Tribunal Administratif de Marseille — Décision N° TA13-2302632

lundi 3 avril 2023

JuridictionTribunal Administratif de Marseille
SectionTribunal Administratif de Marseille
N° DossierTA13-2302632
TypeDécision
RecoursExcès de pouvoir
PublicationC
FormationReconduite à la frontière
Avocat requérantGILBERT

Texte intégral

Vu la procédure suivante :

Par une requête et un mémoire enregistrés le 19 mars et le 22 mars 2023, Mme C A, représentée par Me Gilbert, demande au tribunal :

1°) de lui accorder l'aide juridictionnelle provisoire ;

2°) d'annuler l'arrêté du 17 mars 2023 par lequel le préfet des Bouches-du-Rhône a décidé de son transfert aux autorités chypriotes, ainsi que l'arrêté du même jour l'assignant à résidence ;

3°) d'enjoindre au préfet des Bouches-du-Rhône de lui délivrer une attestation de demande d'asile

4°) de mettre à la charge de l'Etat la somme de 1 500 euros au bénéfice de son conseil en application des dispositions de l'article 37 alinéa 2 de la loi du 10 juillet 1991 relative à l'aide juridique et de l'article L. 761-1 du code de justice administrative.

Elle soutient que :

- la décision est insuffisamment motivée;

- le préfet n'a pas procédé à un examen sérieux de sa situation personnelle, notamment au regard de son état de santé ;

- la décision est entachée d'une erreur manifeste d'appréciation dès lors qu'elle aurait dû bénéficier du régime de la clause humanitaire en application de l'article 17 du règlement (UE) n° 604/2013 du Parlement européen et du Conseil du 26 juin 2013.

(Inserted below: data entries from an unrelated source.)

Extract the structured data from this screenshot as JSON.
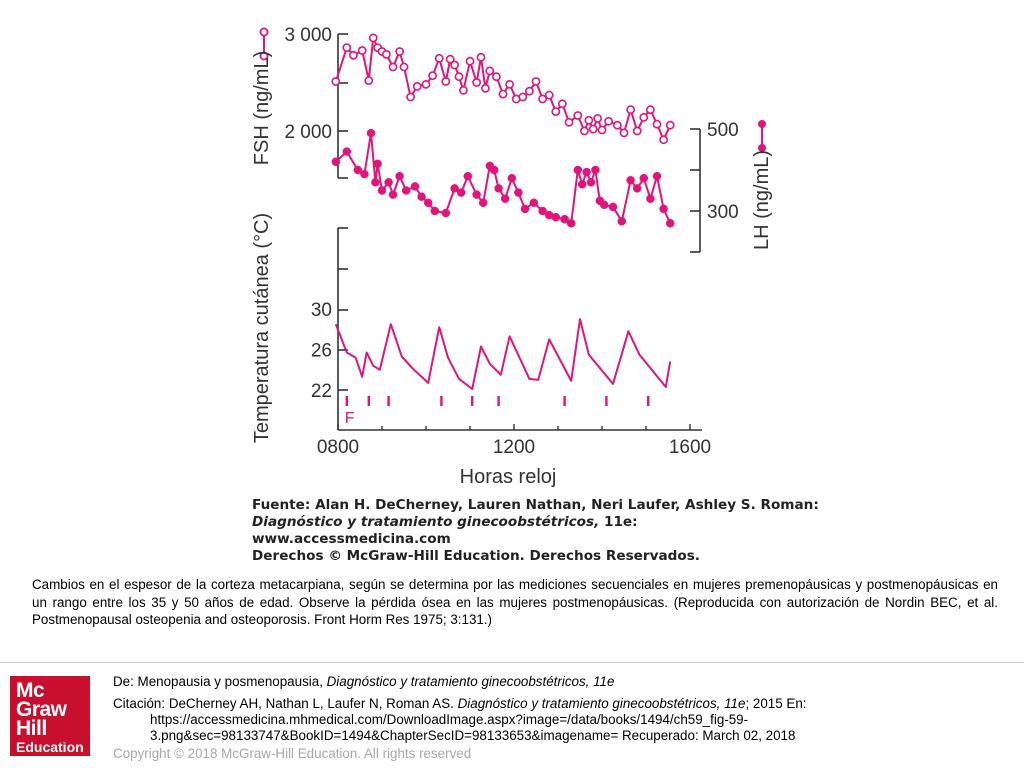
{
  "chart_data": {
    "type": "line",
    "xlabel": "Horas reloj",
    "x_ticks": [
      "0800",
      "1200",
      "1600"
    ],
    "x_tick_values": [
      8,
      12,
      16
    ],
    "xlim": [
      8,
      16.4
    ],
    "panels": [
      {
        "name": "FSH",
        "ylabel": "FSH (ng/mL)",
        "y_ticks": [
          "3 000",
          "2 000"
        ],
        "y_tick_values": [
          3000,
          2000
        ],
        "series": [
          {
            "name": "FSH",
            "marker": "open-circle",
            "color": "#e0147a",
            "x": [
              7.95,
              8.2,
              8.35,
              8.55,
              8.7,
              8.8,
              8.9,
              9.0,
              9.1,
              9.25,
              9.4,
              9.5,
              9.65,
              9.8,
              10.0,
              10.15,
              10.3,
              10.45,
              10.55,
              10.65,
              10.75,
              10.85,
              11.0,
              11.15,
              11.25,
              11.35,
              11.45,
              11.6,
              11.75,
              11.9,
              12.05,
              12.2,
              12.35,
              12.5,
              12.65,
              12.8,
              12.95,
              13.1,
              13.25,
              13.45,
              13.6,
              13.7,
              13.8,
              13.9,
              14.0,
              14.15,
              14.35,
              14.5,
              14.65,
              14.8,
              14.95,
              15.1,
              15.25,
              15.4,
              15.55
            ],
            "y": [
              2510,
              2860,
              2780,
              2830,
              2520,
              2960,
              2860,
              2820,
              2790,
              2660,
              2820,
              2660,
              2350,
              2460,
              2480,
              2570,
              2750,
              2510,
              2740,
              2680,
              2560,
              2420,
              2720,
              2500,
              2760,
              2440,
              2620,
              2560,
              2380,
              2480,
              2330,
              2350,
              2410,
              2510,
              2330,
              2370,
              2200,
              2280,
              2090,
              2160,
              2000,
              2110,
              2020,
              2130,
              2010,
              2100,
              2060,
              1980,
              2220,
              2000,
              2140,
              2220,
              2070,
              1910,
              2060
            ]
          }
        ]
      },
      {
        "name": "LH",
        "ylabel": "LH (ng/mL)",
        "y_ticks": [
          "500",
          "300"
        ],
        "y_tick_values": [
          500,
          300
        ],
        "series": [
          {
            "name": "LH",
            "marker": "filled-circle",
            "color": "#e0147a",
            "x": [
              7.95,
              8.2,
              8.45,
              8.6,
              8.75,
              8.85,
              8.9,
              9.0,
              9.15,
              9.25,
              9.4,
              9.55,
              9.75,
              9.9,
              10.05,
              10.2,
              10.45,
              10.65,
              10.8,
              10.95,
              11.15,
              11.3,
              11.45,
              11.55,
              11.65,
              11.8,
              11.95,
              12.1,
              12.25,
              12.45,
              12.65,
              12.8,
              12.95,
              13.15,
              13.3,
              13.45,
              13.55,
              13.65,
              13.75,
              13.85,
              13.95,
              14.05,
              14.25,
              14.45,
              14.65,
              14.8,
              14.95,
              15.1,
              15.25,
              15.4,
              15.55
            ],
            "y": [
              420,
              445,
              400,
              390,
              490,
              370,
              415,
              350,
              370,
              340,
              385,
              350,
              360,
              335,
              320,
              300,
              295,
              355,
              345,
              385,
              340,
              320,
              410,
              400,
              355,
              330,
              380,
              345,
              305,
              320,
              300,
              290,
              285,
              280,
              270,
              400,
              365,
              395,
              370,
              400,
              325,
              315,
              310,
              275,
              375,
              355,
              380,
              330,
              385,
              305,
              270
            ]
          }
        ]
      },
      {
        "name": "Temperatura",
        "ylabel": "Temperatura cutánea (°C)",
        "y_ticks": [
          "30",
          "26",
          "22"
        ],
        "y_tick_values": [
          30,
          26,
          22
        ],
        "series": [
          {
            "name": "Temperatura cutánea",
            "marker": "none",
            "color": "#e0147a",
            "x": [
              7.95,
              8.2,
              8.4,
              8.55,
              8.65,
              8.8,
              8.95,
              9.2,
              9.45,
              9.7,
              10.05,
              10.3,
              10.5,
              10.75,
              11.05,
              11.25,
              11.45,
              11.7,
              11.9,
              12.35,
              12.55,
              12.8,
              13.3,
              13.5,
              13.7,
              14.25,
              14.6,
              14.85,
              15.45,
              15.55
            ],
            "y": [
              28.5,
              25.7,
              25.2,
              23.3,
              25.7,
              24.4,
              24.0,
              28.5,
              25.3,
              24.1,
              22.7,
              28.2,
              25.2,
              23.1,
              22.1,
              26.3,
              24.6,
              23.5,
              27.3,
              23.1,
              23.0,
              27.0,
              22.9,
              29.0,
              25.5,
              22.6,
              27.8,
              25.5,
              22.3,
              24.8
            ]
          }
        ],
        "event_marks_x": [
          8.2,
          8.7,
          9.15,
          10.35,
          11.05,
          11.65,
          13.15,
          14.1,
          15.05
        ],
        "event_label": "F"
      }
    ]
  },
  "source": {
    "line1": "Fuente: Alan H. DeCherney, Lauren Nathan, Neri Laufer, Ashley S. Roman:",
    "book": "Diagnóstico y tratamiento ginecoobstétricos,",
    "edition": " 11e:",
    "line3": "www.accessmedicina.com",
    "line4": "Derechos © McGraw-Hill Education. Derechos Reservados."
  },
  "caption": " Cambios en el espesor de la corteza metacarpiana, según se determina por las mediciones secuenciales en mujeres premenopáusicas y postmenopáusicas en un rango entre los 35 y 50 años de edad. Observe la pérdida ósea en las mujeres postmenopáusicas. (Reproducida con autorización de Nordin BEC, et al. Postmenopausal osteopenia and osteoporosis. Front Horm Res 1975; 3:131.)",
  "logo": {
    "line1": "Mc",
    "line2": "Graw",
    "line3": "Hill",
    "line4": "Education",
    "color": "#c8102e"
  },
  "reference": {
    "de_prefix": "De: Menopausia y posmenopausia, ",
    "de_book": "Diagnóstico y tratamiento ginecoobstétricos, 11e",
    "cit_prefix": "Citación: DeCherney AH, Nathan L, Laufer N, Roman AS",
    "cit_sep": ". ",
    "cit_book": "Diagnóstico y tratamiento ginecoobstétricos, 11e",
    "cit_suffix": "; 2015 En:",
    "url1": "https://accessmedicina.mhmedical.com/DownloadImage.aspx?image=/data/books/1494/ch59_fig-59-",
    "url2": "3.png&sec=98133747&BookID=1494&ChapterSecID=98133653&imagename= Recuperado: March 02, 2018"
  },
  "copyright": "Copyright © 2018 McGraw-Hill Education. All rights reserved"
}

Par un mémoire en défense, enregistré le 21 mars 2023, le préfet des Bouches-du-Rhône conclut au rejet de la requête.

Il fait valoir que les moyens soulevés par la requérante ne sont pas fondés.

Vu :

- les autres pièces du dossier ;

Vu :

- la convention européenne de sauvegarde des droits de l'homme et des libertés fondamentales ;

- la loi n° 91-647 du 10 juillet 1991 relative à l'aide juridique ;

- le code de l'entrée et du séjour des étrangers et du droit d'asile ;

- le code de justice administrative.

La présidente du tribunal a désigné Mme B pour statuer sur les litiges relatifs aux décisions portant mesure d'éloignement des ressortissants étrangers en application du code de l'entrée et du séjour des étrangers et du droit d'asile.

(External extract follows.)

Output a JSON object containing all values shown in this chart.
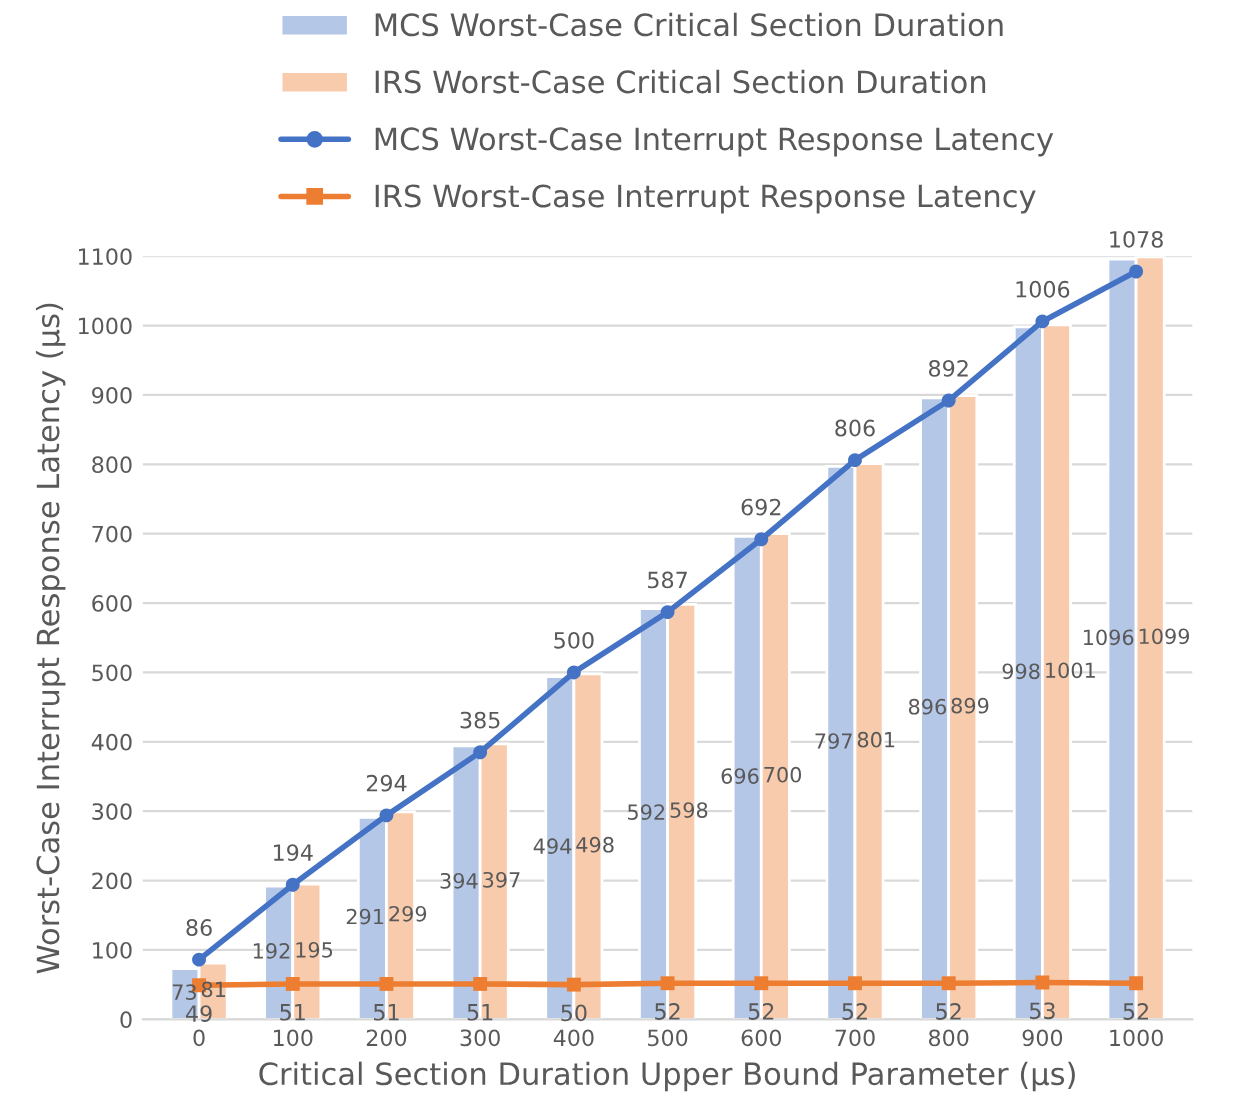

Les parties ont été régulièrement averties du jour de l'audience.

Ont été entendus au cours de l'audience publique :

- le rapport de Mme B,

- et les observations de Me Gilbert, représentant Mme A et en présence de cette dernière, qui insiste à l'audience sur la vulnérabilité de sa cliente,

- le préfet n'étant ni présent ni représenté.

La clôture de l'instruction a été prononcée à l'issue de l'audience.

Considérant ce qui suit :

1. Mme A, ressortissante congolaise, demande l'annulation de l'arrêté du 17 mars 2023 par lequel le préfet des Bouches-du-Rhône a décidé de son transfert aux autorités chypriotes.

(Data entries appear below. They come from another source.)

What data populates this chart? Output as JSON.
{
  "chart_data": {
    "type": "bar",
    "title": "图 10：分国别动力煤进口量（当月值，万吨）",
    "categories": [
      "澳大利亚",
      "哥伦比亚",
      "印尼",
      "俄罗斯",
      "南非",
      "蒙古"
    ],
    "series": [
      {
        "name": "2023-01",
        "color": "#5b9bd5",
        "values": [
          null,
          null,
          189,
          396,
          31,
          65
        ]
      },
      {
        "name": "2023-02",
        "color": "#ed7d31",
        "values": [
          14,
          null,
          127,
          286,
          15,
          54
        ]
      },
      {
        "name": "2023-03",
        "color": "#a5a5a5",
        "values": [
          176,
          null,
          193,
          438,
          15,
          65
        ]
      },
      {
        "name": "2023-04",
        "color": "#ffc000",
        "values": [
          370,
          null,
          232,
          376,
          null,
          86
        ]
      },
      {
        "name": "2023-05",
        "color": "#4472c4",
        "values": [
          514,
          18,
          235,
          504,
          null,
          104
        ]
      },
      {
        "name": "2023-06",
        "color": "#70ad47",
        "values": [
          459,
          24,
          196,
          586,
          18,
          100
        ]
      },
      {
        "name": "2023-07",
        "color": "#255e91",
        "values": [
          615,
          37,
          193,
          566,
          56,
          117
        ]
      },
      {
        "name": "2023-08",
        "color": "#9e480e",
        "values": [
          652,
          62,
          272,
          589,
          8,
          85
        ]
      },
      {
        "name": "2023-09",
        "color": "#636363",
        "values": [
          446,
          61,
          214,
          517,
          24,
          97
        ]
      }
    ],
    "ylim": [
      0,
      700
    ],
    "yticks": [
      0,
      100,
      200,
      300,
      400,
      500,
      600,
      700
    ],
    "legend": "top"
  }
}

Sur la demande d'admission à l'aide juridictionnelle provisoire :

2. En vertu des articles 12 et 20 de la loi du 10 juillet 1991 relative à l'aide juridique, l'admission à l'aide juridictionnelle est prononcée par un bureau d'aide juridictionnelle ou, en cas d'urgence et à titre provisoire, par le président de ce bureau, par la juridiction compétente ou par son président.

3. Il y a lieu, eu égard à l'urgence qui s'attache à ce qu'il soit statué sur la requête de Mme A de prononcer son admission provisoire à l'aide juridictionnelle.

Sur les conclusions à fin d'annulation :

4. Aux termes de l'article 17 du règlement susvisé du 26 juin 2013 : " 1. () chaque État membre peut décider d'examiner une demande de protection internationale qui lui est présentée par un ressortissant de pays tiers ou un apatride, même si cet examen ne lui incombe pas en vertu des critères fixés dans le présent règlement () ". Il résulte de ces dispositions que si une demande d'asile est examinée par un seul État membre et qu'en principe cet État est déterminé par application des critères d'examen des demandes d'asile fixés par son chapitre III, dans l'ordre énoncé par ce chapitre, l'application de ces critères est toutefois écartée en cas de mise en œuvre de la clause dérogatoire énoncée au paragraphe 1 de l'article 17 du règlement, qui procède d'une décision prise unilatéralement par un État membre. Cette faculté laissée à chaque État membre est discrétionnaire et ne constitue nullement un droit pour les demandeurs d'asile.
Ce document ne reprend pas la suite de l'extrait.